Sam frunció la nariz ante el inconfundible olor a brownies quemados. No podía ser; apenas habían pasado diez minutos desde que los había metido en el horno. Volvió a oler, y esta vez no le quedaron dudas.

– ¡Diablos!

Había planeado la noche hasta el último detalle. Primero prepararía unos brownies deliciosos, luego se arreglaría para estar irresistible y por último, lo principal, recibiría a aquel monumento de hombre. Lo seduciría, y ya vería qué pasaba después.

Era un plan perfecto.

Hasta aquel momento. No había usado el horno de arriba porque, además de tener roto el temporizador, no cocinaba de manera uniforme. El olor a quemado le había llegado cuando acababa de salir de la ducha y se estaba poniendo su conjunto de ropa interior favorito. Con un gruñido, tomó su viejo albornoz y empezó a bajar las escaleras.

Pero cuando llegó a la cocina del café se paró en seco, dejó caer el albornoz y miró el horno horrorizada.

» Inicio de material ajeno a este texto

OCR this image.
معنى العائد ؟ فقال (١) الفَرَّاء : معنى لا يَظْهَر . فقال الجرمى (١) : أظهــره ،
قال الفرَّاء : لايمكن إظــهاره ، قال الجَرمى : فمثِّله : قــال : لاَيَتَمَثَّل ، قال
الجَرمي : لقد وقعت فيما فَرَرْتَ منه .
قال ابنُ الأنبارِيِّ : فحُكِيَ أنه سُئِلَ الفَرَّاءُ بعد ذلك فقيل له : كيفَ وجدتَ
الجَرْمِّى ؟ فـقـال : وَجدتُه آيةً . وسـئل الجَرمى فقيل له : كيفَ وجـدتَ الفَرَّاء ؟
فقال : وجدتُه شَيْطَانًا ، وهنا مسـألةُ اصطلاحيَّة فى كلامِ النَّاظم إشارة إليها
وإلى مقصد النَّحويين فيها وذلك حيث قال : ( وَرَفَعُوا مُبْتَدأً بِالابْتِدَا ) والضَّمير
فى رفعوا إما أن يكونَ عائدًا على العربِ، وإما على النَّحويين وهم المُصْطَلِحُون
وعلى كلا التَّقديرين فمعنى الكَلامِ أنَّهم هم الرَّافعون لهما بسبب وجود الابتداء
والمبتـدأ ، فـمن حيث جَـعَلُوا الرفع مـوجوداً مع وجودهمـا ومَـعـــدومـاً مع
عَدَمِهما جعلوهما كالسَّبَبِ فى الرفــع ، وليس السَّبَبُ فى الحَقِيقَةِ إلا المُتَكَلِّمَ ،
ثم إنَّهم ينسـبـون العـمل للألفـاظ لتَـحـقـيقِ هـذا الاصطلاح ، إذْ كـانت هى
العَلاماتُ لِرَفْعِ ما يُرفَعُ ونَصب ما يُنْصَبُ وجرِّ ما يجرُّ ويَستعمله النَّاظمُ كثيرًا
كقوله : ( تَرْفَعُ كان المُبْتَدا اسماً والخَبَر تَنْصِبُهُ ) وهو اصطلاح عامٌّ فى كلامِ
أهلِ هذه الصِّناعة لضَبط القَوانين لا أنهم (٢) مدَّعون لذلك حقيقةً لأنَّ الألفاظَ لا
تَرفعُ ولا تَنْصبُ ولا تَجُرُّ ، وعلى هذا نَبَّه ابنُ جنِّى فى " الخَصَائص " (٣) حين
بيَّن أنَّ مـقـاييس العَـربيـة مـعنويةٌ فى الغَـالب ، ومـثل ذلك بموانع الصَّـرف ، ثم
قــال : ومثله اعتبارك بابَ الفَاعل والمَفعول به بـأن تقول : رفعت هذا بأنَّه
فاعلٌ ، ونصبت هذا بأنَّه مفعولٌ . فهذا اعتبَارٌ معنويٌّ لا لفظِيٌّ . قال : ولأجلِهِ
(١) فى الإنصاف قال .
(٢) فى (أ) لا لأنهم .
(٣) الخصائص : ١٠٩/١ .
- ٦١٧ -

No había quemado los brownies; sino el horno. Las llamas salían por debajo, envolviendo la cocina y alcanzando los armarios de los lados.

– Maldición, maldición.

Sam fue a la encimera, tomó el teléfono, marcó el número de los bomberos y se giró para buscar el extintor que guardaba en un armario. No se podía creer el calor que hacía, y al mirar atrás estuvo a punto de gritarle al telefonista que la atendió, porque el fuego estaba allí, justo delante de ella.